The anti-infective drug in this product, sulfacetamide, is active against the following common bacterial eye pathogens: Escherichia coli, Staphylococcus aureus, Streptococcus pneumoniae, Streptococcus (viridans group), Haemophilus influenzae, Klebsiella species, and Enterobacter species.

This product does not provide adequate coverage against Neisseria species and Serratia marcescens. A significant percentage of staphylococcal isolates are completely resistant to sulfa drugs.

Adverse reactions have occurred with corticosteroid/anti-infective combination drugs which can be attributed to the corticosteroid component, the anti-infective component, or the combination. Exact incidence figures are not available, since no denominator of treated patients is available.

Reactions occurring most often from the presence of the anti-infective ingredient are allergic sensitizations. Fatalities have occurred, although rarely, due to severe reactions to sulfonamides including Stevens-Johnson syndrome, toxic epidermal necrolysis, fulminant hepatic necrosis, agranulocytosis, aplastic anemia, and other blood dyscrasias (See WARNINGS). Sulfacetamide sodium may cause local irritation.

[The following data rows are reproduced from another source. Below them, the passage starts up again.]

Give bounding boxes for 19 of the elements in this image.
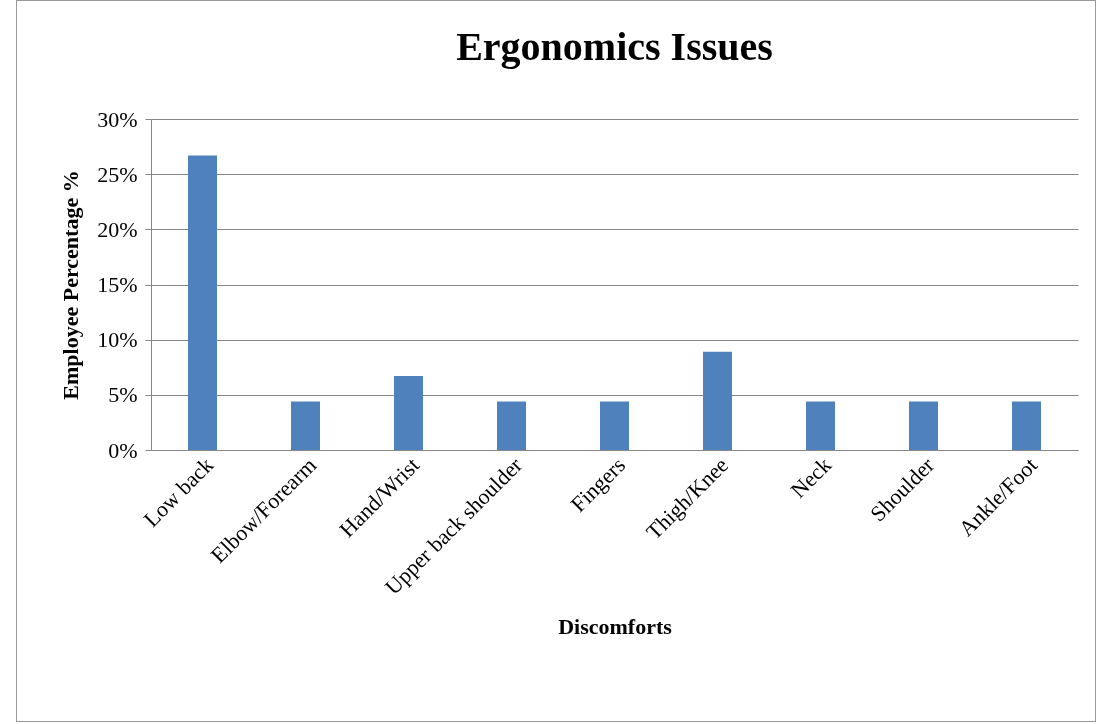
bar [909, 401, 938, 450]
y-tick-label: 5% [108, 382, 138, 408]
chart-title: Ergonomics Issues [456, 24, 773, 69]
bar [497, 401, 526, 450]
y-axis-title: Employee Percentage % [58, 170, 84, 400]
x-axis-title: Discomforts [558, 613, 673, 639]
y-tick-label: 0% [108, 437, 138, 463]
y-tick-label: 20% [97, 216, 138, 242]
bar [806, 401, 835, 450]
bar [1012, 401, 1041, 450]
bar [394, 376, 423, 450]
y-tick-label: 10% [97, 327, 138, 353]
bar [188, 155, 217, 450]
bar [703, 351, 732, 450]
y-tick-label: 25% [97, 161, 138, 187]
y-tick-label: 30% [97, 106, 138, 132]
y-tick-label: 15% [97, 272, 138, 297]
bar [600, 401, 629, 450]
bar [291, 401, 320, 450]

The reactions due to the corticosteroid component in decreasing order of frequency are: elevation of intraocular pressure (IOP) with possible development of glaucoma, and infrequent optic nerve damage; posterior subcapsular cataract formation; and delayed wound healing.

Corticosteroid-containing preparations have also been reported to cause perforation of the globe. Keratitis, conjunctivitis, corneal ulcers, and conjunctival hyperemia have occasionally been reported following local use of steroids.

Secondary Infection: The development of secondary infection has occurred after use of combinations containing corticosteroids and antimicrobials. Fungal infections of the cornea are particularly prone to develop coincidentally with long-term applications of corticosteroids. When signs of chronic ocular inflammation persist following prolonged corticosteroid dosing, the possibility of fungal infections of the cornea should be considered.

Secondary bacterial ocular infection following suppression of host responses also occurs.